All of Knott’s work is motivated by the relationship between past and present. As she wrote in the preface to Mother: ‘Historical curiosity lets us fly,… allows us to get free of ourselves. To doubt, and to reimagine. To own more fully our own times, discerning in the contours what they are or might become. The past can burden us, or the past can release.’
Giving a history to care is part of that project: a feminist historian’s desire to connect with contemporary worries over how capitalism cannibalizes care, paying its workers poorly, or with new dimensions of activism such as the mutual aid so important to trans communities.

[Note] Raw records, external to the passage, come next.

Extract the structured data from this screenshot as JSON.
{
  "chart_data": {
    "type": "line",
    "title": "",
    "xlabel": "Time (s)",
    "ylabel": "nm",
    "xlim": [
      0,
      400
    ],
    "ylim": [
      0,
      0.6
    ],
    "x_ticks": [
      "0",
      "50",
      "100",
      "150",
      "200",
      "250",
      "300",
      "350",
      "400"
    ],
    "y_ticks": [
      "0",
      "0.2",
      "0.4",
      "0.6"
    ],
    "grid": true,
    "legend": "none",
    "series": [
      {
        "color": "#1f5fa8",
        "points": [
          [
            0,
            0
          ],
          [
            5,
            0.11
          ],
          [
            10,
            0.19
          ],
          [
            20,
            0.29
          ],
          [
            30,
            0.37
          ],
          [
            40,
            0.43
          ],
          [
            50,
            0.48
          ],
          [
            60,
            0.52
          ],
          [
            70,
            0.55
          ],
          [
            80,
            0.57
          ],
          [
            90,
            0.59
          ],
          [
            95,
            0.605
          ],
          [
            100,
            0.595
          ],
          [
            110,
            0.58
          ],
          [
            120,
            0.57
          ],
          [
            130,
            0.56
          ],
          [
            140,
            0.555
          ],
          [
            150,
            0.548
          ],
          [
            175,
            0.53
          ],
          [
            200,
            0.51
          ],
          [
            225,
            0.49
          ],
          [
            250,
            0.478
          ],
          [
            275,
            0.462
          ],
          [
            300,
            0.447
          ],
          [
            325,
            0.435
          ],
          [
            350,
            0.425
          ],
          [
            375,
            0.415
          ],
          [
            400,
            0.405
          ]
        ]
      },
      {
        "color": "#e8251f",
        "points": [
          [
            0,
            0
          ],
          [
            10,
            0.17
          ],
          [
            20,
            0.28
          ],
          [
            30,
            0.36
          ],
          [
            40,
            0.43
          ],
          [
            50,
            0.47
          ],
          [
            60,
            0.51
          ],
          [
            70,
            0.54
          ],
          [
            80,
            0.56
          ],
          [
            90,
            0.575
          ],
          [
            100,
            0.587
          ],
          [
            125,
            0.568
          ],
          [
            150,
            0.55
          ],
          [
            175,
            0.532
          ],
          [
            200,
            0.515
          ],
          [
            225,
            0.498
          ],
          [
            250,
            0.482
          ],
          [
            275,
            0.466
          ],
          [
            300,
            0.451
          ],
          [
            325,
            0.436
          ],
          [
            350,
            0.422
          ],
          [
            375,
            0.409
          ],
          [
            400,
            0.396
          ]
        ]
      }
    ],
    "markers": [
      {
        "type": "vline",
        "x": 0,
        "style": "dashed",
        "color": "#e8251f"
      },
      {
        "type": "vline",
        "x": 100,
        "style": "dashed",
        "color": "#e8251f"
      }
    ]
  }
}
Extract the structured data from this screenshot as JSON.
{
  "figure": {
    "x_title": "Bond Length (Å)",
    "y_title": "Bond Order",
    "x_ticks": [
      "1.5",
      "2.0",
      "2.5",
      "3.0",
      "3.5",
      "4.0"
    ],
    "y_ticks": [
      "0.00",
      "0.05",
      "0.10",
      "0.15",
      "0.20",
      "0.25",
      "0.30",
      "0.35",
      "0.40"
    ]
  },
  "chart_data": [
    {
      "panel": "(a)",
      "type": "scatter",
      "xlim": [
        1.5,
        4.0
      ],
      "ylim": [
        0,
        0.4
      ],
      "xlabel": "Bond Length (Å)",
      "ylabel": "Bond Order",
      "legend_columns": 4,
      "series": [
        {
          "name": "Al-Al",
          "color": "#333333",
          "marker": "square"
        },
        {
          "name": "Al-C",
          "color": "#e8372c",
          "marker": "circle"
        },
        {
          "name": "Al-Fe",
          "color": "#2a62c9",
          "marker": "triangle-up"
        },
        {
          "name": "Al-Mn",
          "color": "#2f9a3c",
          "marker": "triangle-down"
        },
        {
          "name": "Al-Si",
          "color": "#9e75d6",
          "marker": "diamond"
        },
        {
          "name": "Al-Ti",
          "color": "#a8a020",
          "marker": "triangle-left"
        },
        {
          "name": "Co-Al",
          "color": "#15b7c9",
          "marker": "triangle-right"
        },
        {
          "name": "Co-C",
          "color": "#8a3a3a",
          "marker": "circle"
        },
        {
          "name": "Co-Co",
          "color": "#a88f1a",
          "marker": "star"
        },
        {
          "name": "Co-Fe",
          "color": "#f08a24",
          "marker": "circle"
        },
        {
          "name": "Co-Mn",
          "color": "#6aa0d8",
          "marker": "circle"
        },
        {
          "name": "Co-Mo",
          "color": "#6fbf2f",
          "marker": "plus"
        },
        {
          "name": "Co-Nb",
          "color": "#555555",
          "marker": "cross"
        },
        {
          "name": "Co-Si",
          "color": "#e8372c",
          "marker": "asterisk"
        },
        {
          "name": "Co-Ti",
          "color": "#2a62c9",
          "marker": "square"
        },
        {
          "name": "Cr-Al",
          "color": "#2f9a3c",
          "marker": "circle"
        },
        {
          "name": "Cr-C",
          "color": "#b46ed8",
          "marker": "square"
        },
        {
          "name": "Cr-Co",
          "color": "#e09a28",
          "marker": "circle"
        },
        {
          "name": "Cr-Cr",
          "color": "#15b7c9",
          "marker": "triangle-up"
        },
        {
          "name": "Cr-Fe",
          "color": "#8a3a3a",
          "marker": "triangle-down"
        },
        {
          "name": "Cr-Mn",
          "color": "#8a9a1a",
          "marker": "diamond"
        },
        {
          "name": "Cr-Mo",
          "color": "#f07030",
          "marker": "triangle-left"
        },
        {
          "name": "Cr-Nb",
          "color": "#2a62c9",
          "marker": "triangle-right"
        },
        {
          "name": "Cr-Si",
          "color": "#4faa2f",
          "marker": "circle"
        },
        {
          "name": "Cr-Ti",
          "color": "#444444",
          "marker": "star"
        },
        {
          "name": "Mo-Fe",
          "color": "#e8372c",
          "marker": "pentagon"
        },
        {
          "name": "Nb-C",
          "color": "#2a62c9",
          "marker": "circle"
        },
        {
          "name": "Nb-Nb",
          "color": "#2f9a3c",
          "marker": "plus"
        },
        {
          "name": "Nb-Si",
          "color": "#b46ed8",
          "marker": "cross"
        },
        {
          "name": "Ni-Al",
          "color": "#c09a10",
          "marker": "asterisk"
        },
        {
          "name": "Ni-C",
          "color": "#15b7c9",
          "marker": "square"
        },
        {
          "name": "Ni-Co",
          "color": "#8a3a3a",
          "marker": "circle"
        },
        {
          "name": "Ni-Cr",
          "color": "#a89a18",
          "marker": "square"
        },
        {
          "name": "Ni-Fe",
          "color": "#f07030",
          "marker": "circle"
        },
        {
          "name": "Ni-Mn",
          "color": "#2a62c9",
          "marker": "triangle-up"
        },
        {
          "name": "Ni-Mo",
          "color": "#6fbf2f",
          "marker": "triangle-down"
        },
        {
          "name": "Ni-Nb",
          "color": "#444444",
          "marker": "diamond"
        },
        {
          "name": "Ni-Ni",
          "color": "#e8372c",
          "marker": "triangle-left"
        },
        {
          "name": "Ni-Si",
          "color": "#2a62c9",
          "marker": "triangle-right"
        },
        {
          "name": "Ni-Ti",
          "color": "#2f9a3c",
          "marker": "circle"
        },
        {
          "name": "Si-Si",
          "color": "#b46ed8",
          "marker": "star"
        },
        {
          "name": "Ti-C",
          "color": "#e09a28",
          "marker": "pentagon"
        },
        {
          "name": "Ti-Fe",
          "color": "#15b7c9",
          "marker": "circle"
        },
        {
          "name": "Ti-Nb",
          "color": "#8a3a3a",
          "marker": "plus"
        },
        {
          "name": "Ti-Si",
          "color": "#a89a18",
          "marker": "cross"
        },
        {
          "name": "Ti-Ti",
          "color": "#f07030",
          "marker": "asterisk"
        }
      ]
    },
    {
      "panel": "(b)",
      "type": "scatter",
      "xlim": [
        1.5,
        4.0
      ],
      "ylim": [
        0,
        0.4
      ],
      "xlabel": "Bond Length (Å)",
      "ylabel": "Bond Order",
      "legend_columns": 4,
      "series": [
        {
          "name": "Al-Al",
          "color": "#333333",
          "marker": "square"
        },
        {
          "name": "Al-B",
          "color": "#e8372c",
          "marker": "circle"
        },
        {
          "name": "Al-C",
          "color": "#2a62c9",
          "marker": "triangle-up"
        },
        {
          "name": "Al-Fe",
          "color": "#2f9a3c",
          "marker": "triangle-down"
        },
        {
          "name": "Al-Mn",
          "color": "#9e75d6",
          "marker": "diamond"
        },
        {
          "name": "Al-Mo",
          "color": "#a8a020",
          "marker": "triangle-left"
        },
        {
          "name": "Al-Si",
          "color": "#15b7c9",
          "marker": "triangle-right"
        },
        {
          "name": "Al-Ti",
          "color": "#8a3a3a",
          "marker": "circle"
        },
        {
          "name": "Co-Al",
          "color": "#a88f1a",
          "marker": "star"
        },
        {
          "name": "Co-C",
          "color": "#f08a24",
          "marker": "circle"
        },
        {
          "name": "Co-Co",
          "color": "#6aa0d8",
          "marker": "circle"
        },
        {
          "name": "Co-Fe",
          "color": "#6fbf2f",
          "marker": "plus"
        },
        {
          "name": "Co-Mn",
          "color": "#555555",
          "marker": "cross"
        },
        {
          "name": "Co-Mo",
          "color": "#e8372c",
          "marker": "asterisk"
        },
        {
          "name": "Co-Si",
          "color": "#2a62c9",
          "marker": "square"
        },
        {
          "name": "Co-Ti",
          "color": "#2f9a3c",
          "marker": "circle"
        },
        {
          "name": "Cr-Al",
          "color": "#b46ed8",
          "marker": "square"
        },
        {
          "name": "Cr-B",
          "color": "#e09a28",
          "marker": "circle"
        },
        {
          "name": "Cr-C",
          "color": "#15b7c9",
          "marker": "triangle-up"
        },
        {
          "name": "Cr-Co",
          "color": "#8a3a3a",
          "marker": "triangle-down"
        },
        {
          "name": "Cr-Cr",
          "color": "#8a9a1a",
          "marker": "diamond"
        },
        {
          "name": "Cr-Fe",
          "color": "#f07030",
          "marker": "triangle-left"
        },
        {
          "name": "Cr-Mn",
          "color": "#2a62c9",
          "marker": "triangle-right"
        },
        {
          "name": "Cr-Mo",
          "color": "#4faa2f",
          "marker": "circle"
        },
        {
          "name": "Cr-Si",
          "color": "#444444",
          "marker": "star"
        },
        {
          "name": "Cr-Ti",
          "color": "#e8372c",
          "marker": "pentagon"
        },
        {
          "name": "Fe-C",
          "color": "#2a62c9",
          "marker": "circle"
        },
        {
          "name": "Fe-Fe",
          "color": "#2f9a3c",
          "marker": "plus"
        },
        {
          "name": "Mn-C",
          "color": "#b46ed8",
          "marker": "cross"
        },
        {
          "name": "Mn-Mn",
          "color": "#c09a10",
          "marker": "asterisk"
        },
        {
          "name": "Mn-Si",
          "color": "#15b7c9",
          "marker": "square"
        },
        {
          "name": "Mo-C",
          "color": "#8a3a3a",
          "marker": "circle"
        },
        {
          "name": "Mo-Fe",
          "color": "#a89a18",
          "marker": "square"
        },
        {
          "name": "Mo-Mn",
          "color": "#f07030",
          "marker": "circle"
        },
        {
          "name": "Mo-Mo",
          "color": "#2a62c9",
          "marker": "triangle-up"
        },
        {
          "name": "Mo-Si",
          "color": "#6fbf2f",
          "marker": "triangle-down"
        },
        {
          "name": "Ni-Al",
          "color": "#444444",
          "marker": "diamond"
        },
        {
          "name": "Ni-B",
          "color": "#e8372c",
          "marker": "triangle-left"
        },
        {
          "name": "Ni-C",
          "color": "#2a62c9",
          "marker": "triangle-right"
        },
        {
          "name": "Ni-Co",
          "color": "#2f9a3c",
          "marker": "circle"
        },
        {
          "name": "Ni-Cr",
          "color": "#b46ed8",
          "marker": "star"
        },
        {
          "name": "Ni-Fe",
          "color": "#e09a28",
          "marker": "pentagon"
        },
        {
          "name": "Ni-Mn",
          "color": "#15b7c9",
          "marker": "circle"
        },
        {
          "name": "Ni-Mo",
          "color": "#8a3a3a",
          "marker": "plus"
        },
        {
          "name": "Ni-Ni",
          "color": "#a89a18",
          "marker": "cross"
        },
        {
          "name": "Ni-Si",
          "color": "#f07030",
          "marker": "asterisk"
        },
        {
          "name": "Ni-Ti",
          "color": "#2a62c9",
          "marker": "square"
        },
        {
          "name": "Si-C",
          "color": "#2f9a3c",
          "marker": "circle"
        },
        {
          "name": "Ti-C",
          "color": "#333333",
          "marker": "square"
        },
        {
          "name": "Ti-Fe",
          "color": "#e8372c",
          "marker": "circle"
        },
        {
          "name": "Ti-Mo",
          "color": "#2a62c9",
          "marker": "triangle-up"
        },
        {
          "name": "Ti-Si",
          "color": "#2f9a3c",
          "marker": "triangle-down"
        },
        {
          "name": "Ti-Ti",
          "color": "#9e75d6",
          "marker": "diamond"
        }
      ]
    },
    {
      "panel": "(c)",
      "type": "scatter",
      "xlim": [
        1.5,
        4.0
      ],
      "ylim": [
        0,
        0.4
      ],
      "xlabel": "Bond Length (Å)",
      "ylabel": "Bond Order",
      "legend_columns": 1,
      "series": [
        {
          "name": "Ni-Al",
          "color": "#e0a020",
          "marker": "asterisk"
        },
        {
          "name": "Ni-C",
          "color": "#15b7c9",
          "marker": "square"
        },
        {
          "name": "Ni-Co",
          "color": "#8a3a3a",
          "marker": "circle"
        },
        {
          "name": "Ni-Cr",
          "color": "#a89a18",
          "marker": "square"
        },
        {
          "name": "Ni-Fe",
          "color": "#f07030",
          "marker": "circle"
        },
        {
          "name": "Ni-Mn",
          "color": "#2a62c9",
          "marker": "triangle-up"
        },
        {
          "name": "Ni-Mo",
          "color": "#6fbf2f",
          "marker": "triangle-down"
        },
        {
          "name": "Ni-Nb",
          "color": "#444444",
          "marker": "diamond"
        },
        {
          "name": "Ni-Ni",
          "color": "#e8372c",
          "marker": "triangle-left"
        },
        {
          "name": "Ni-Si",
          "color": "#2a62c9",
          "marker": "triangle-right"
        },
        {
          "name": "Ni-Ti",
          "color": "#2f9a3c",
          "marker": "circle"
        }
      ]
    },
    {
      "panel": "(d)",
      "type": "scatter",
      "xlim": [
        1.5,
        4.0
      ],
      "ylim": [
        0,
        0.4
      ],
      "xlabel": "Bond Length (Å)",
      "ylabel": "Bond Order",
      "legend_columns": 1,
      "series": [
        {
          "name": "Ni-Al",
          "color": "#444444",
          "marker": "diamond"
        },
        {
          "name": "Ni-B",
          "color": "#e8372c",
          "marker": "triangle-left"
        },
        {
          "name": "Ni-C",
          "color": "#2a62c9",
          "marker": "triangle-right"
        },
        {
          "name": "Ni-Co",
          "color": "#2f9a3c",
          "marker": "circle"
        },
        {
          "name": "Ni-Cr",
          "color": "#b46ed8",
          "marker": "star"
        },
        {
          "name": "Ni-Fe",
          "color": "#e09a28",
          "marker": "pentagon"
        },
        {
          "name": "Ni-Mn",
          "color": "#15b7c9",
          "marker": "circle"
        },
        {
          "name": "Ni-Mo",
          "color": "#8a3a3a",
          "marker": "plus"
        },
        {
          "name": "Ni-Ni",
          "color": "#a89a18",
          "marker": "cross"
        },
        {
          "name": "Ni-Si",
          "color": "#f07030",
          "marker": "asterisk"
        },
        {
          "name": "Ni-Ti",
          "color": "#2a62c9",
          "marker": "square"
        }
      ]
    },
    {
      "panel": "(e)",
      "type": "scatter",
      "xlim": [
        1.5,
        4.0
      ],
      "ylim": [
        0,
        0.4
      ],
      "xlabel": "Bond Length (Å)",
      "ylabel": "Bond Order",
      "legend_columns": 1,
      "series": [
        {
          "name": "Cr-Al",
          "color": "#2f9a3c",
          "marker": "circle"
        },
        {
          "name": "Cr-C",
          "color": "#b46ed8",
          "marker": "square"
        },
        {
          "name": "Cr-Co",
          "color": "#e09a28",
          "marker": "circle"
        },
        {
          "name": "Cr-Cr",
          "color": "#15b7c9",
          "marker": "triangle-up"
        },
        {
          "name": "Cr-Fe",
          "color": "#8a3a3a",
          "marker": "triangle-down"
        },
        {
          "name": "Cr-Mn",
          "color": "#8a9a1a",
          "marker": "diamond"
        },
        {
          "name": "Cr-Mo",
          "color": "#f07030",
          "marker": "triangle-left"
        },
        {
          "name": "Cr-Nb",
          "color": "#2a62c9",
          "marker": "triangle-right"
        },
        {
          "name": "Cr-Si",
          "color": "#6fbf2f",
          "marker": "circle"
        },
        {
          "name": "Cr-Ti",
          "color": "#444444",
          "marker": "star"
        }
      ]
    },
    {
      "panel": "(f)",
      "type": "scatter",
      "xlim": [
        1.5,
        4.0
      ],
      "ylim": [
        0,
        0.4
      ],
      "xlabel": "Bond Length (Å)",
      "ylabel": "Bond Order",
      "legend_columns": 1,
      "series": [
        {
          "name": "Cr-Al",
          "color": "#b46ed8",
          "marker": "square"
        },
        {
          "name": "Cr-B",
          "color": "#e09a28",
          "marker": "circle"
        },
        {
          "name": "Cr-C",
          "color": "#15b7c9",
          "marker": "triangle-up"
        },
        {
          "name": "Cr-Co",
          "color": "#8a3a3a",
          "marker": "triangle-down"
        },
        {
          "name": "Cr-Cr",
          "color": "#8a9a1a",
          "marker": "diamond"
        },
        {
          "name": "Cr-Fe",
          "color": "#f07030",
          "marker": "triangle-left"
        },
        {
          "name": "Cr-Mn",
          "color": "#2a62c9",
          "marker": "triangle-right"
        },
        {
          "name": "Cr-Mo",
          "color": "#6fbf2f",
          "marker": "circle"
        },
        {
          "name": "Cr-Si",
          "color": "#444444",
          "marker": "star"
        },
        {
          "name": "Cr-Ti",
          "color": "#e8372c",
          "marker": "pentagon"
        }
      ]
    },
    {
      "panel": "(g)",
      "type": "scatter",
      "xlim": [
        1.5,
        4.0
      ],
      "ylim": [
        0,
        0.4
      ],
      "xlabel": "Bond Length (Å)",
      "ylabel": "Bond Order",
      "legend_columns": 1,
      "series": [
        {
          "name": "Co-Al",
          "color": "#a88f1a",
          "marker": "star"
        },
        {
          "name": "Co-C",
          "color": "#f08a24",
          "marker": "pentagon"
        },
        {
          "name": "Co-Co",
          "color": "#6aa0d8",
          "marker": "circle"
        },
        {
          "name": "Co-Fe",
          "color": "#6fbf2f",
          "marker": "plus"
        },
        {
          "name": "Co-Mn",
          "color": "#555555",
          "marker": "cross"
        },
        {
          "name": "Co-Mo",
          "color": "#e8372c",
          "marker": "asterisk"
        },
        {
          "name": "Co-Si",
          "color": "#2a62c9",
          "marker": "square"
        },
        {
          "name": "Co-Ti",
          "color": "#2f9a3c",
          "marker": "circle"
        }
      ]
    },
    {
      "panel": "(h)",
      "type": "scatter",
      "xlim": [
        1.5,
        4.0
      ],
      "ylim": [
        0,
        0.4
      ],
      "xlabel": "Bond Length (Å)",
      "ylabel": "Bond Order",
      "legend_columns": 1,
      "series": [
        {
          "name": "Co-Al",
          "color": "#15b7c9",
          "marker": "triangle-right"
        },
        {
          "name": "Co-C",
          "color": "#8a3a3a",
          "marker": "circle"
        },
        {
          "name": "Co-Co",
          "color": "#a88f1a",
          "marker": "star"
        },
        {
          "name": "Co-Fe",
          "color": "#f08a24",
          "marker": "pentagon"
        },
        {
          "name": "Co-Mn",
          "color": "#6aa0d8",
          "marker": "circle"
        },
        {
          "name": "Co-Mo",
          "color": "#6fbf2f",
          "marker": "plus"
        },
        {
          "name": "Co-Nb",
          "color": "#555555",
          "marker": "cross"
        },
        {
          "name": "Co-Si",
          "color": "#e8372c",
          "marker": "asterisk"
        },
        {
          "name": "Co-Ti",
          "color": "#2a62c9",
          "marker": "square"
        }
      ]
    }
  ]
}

At Oxford, Knott hopes to contribute to teaching in women’s and gender history, especially on the topics of birth, reproduction and social reproduction. Her main collaborator is queer historian and Cooper Chair in the History of Sexualities Prof. Matt Cook, author of the forthcoming Writing Queer History, with whom she convenes the MSt in Women, Gender and Queer History. The creation of their two Chairs in the last five years signals Oxford’s commitments to these crucial fields of historical analysis.